Sinds de Dominicaanse onafhankelijkheid in 1844 zijn historici milder. Het was immers hier, vanuit de nu drie miljoen inwoners tellende hoofdstad Santo Domingo, dat Columbus’ zoon Diego de Nieuwe Wereld uitbouwde. De stad zelf is een in hitte en mensenmassa’s zwelgende heksenketel, de gerestaureerde en verkeersluwe Zona Colonial bulkt van historische monumenten: de eerste kathedraal en universiteit op het Amerikaanse continent, het oudste klooster annex hospitaal, de eerste gevangenis, de oudste geplaveide weg, het oudste Europese fort overzee. Woningen zoals het Alcazar de Colon, het 22 kamers tellende paleis van de familie Columbus, het Casa del Cordon met franciscaanse symboliek op de façade of het gemetselde Casa de Francia, schetsen de koloniale leefwereld, terwijl een dozijn musea kunst- en gebruiksvoorwerpen uit die periode tonen.

Over de grootste publiekstrekker bestaat echter veel discussie. Vooral over de overblijfselen van Columbus himself. Ook Spanje en Italië – het thuisland van de admiraal – zeggen die te bezitten. De tentoonstellingsruimte, Faro a Colon (‘vuurtoren voor Columbus’), is de verplaatsing waard: het megalomane bouwwerk, zo groot als een huizenblok op de Champs-Elysées, lijkt wel een betonnen ufo. Zeker ’s avonds, als laserstralen tussen de langwerpige vleugels de hemel oplichten. Het ding kostte de overheid eind jaren zeventig zo’n tweehonderd miljoen euro, een typisch voorbeeld van hoe zelfverklaarde, vaak corrupte en hardhandige machthebbers de verarmde Dominicaanse Republiek al tijden besturen. Zoveel is er sinds Columbus dus niet veranderd.

De ziel van een volk

De beste reden om de Dominicaanse Republiek te verkennen? Dat is de bevolking zelf: goedlachs, gastvrij, altijd bereid om een praatje te slaan of een feestje te bouwen: Dominicanen doen de blije reputatie van de zonnige Caraïben alle eer aan. Trek er dus op uit, verken de vele dorpjes onderweg en geniet van het sociale leven in de cafés en de zingende en dansende mensen op straat.
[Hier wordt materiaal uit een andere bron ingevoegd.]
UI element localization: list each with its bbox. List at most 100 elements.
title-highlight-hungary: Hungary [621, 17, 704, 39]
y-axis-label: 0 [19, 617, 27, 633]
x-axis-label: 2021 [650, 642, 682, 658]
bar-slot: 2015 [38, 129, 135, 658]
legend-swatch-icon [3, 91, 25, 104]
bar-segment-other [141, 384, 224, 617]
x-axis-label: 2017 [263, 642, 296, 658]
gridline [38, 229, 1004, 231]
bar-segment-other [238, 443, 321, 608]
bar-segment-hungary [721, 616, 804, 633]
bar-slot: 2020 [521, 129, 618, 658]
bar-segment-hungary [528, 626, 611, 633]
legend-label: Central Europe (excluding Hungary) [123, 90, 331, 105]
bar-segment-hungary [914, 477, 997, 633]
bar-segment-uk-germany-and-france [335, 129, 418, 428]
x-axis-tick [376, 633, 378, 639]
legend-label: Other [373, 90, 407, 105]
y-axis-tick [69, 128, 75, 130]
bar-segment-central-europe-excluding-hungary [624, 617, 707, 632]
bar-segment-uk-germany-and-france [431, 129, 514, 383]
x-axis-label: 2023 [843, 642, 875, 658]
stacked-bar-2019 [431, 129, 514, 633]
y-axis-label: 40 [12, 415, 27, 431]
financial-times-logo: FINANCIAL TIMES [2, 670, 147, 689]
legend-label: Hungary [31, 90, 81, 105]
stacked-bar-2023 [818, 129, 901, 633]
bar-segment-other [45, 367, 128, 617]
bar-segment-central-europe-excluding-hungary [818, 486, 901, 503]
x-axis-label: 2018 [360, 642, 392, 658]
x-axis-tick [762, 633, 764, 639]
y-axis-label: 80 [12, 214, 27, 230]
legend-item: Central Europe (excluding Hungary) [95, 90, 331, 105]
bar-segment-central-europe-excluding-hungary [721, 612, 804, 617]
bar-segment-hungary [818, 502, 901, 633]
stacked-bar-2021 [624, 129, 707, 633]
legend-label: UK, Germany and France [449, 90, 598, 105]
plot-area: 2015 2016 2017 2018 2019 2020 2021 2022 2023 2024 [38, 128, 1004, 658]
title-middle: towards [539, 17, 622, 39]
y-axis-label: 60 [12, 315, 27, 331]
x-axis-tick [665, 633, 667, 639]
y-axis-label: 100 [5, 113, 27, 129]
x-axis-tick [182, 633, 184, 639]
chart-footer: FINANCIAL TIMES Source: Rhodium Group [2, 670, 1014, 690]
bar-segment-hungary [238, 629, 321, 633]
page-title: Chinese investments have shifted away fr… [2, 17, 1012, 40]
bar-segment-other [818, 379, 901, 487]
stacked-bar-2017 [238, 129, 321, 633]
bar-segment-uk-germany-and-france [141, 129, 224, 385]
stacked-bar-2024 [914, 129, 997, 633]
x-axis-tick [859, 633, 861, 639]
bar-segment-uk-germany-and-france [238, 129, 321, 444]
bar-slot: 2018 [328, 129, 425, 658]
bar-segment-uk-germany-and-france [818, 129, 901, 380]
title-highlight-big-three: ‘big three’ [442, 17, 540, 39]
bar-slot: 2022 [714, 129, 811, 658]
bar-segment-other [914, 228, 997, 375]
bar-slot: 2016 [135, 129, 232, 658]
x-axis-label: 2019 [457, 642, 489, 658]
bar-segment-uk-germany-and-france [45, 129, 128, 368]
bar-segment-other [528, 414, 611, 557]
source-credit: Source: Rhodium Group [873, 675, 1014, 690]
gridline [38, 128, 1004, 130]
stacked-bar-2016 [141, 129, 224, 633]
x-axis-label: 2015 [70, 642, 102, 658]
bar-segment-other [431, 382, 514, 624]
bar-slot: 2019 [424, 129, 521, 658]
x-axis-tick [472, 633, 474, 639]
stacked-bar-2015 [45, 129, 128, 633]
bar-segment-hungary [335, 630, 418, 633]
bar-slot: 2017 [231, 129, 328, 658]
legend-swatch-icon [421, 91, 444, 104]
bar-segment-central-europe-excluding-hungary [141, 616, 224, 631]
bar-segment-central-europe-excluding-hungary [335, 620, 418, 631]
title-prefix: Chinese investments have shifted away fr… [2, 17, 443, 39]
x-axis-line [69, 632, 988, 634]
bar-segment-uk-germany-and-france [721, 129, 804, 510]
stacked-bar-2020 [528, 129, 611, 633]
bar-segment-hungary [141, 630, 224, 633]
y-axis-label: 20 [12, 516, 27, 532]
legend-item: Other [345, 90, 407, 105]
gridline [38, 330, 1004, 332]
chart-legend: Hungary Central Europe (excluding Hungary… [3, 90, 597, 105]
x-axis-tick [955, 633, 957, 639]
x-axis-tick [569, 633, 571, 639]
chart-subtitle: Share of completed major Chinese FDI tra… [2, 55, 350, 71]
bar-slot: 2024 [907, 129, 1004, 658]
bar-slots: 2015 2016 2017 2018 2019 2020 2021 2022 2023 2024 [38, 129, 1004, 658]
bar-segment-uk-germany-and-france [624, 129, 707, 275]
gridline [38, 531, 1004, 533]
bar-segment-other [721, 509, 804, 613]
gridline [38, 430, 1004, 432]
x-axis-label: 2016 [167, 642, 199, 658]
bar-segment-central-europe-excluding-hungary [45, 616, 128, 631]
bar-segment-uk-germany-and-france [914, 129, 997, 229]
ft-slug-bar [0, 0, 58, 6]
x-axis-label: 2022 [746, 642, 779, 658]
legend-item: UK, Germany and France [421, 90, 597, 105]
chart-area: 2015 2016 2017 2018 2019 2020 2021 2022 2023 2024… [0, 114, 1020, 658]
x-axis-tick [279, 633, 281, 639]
Ook wie Spaans spreekt, staat ervan te kijken: hoe rijm je zoveel joie de vivre met het choquante contrast tussen de somptueuze hotels aan de kust en de armoede in het binnenland? Ondanks economische hervormingen in de jaren negentig en de groei van de toeristische industrie, nu groter dan de tabaks- en suikerteelt, heeft de helft van de 8,7 miljoen inwoners niet eens een baan. Eén op de drie leeft onder het bestaansminimum, terwijl kinderen er zelden secundair onderwijs aanvatten. Geen wonder dat dorpsbewoners elektriciteit aftappen van lantaarnpalen en slechts een handvol Dominicanen Engels begrijpt. De grote meerderheid van hen leeft geïsoleerd op het platteland en tracht rond te komen met seizoengebonden landbouw of lokaal handwerk, zoals lederwaren, houtwerk en ceramiek. Anderen bewerken edelstenen als amber of turkoois larimar, waarvan de mooiste exemplaren opduiken in juwelenwinkels in Santo Domingo en Puerto Plata.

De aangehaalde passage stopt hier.